The strongest readiness programs also cross-check these controls against current regulatory expectations such as the EU AI Act, which increasingly rewards traceability and accountability over vague governance claims. These controls tend to break down when AI usage is routed through unmanaged browsers or shadow accounts because the evidence trail fragments across tools that were never designed to preserve audit-grade session history.

Common Variations and Edge Cases

Tighter evidence retention often increases operational overhead, requiring organisations to balance audit confidence against privacy, storage, and investigation burden. That tradeoff becomes more visible when AI use spans employee browsers, embedded copilots, third-party portals, and automated agent workflows.

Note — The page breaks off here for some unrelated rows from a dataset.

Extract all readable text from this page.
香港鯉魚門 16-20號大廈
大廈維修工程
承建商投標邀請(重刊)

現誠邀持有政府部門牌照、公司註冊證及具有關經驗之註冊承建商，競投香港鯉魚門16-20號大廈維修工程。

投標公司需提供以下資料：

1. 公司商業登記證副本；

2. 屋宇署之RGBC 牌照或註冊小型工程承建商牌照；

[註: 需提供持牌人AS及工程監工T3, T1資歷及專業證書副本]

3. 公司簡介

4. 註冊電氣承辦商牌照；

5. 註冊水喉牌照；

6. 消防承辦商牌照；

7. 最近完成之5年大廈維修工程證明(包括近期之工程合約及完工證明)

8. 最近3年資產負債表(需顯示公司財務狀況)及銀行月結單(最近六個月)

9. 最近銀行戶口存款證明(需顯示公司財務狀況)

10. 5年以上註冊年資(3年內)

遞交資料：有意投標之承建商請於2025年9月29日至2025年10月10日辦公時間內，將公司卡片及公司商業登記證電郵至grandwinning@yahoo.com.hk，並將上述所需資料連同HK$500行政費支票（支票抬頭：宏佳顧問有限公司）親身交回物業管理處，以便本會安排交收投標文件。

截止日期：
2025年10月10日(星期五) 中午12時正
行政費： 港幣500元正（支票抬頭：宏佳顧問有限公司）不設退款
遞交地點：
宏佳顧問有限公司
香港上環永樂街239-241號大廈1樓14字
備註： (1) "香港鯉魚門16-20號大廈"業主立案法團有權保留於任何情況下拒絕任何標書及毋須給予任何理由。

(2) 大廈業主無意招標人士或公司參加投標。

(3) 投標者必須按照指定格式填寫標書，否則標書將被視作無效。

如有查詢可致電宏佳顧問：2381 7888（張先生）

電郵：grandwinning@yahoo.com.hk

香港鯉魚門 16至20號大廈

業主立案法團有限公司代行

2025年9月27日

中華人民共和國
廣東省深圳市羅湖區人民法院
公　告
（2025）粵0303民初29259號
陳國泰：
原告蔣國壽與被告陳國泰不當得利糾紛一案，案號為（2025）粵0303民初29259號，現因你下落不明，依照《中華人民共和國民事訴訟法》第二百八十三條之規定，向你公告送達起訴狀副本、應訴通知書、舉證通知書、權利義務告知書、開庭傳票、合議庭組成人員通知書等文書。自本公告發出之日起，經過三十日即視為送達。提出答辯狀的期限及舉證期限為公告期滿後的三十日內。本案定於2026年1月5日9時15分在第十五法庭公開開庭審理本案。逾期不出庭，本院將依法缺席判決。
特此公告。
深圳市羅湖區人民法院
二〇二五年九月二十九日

Current guidance suggests that there is no universal standard for every event to retain yet, so teams should prioritise the records that best prove identity, authorisation, and enforcement.

One common edge case is shared workstations or managed browser environments, where session attribution can be ambiguous unless device, identity, and policy logs are tightly correlated. Another is regulated environments that prohibit over-collection: in those cases, the minimum viable evidence set should still show who initiated the action, what was attempted, and which control decision was made. Organisations should also be careful not to confuse application logs with audit evidence. Logs that cannot be tied to identity or retained with integrity are useful for troubleshooting, but weak for compliance.

For teams assessing AI exposure after incidents such as the DeepSeek breach, the lesson is straightforward: readiness work should begin by proving observability and attribution first, then mapping those records to the regulatory control set. When browser-based AI use is combined with ephemeral sessions, federated identity, or unmanaged endpoints, the evidence model often fails because no single system can independently reconstruct the full chain.

Standards & Framework Alignment

This section maps relevant standards and security frameworks to the operational risks and controls described in this guidance.

OWASP Non-Human Identity Top 10 address the attack and risk surface, while NIST CSF 2.0 and NIST AI RMF set the governance and control requirements practitioners need to meet.

Framework Control / Reference Relevance
NIST CSF 2.0 GV.OC-01 Readiness starts by defining where AI activity is observable and governable.
NIST AI RMF GOVERN Governance requires traceable evidence of AI use, controls, and accountability.
OWASP Non-Human Identity Top 10 NHI-01 Identity linkage and session evidence are core NHI auditability concerns.

Inventory AI touchpoints and assign ownership before testing compliance evidence.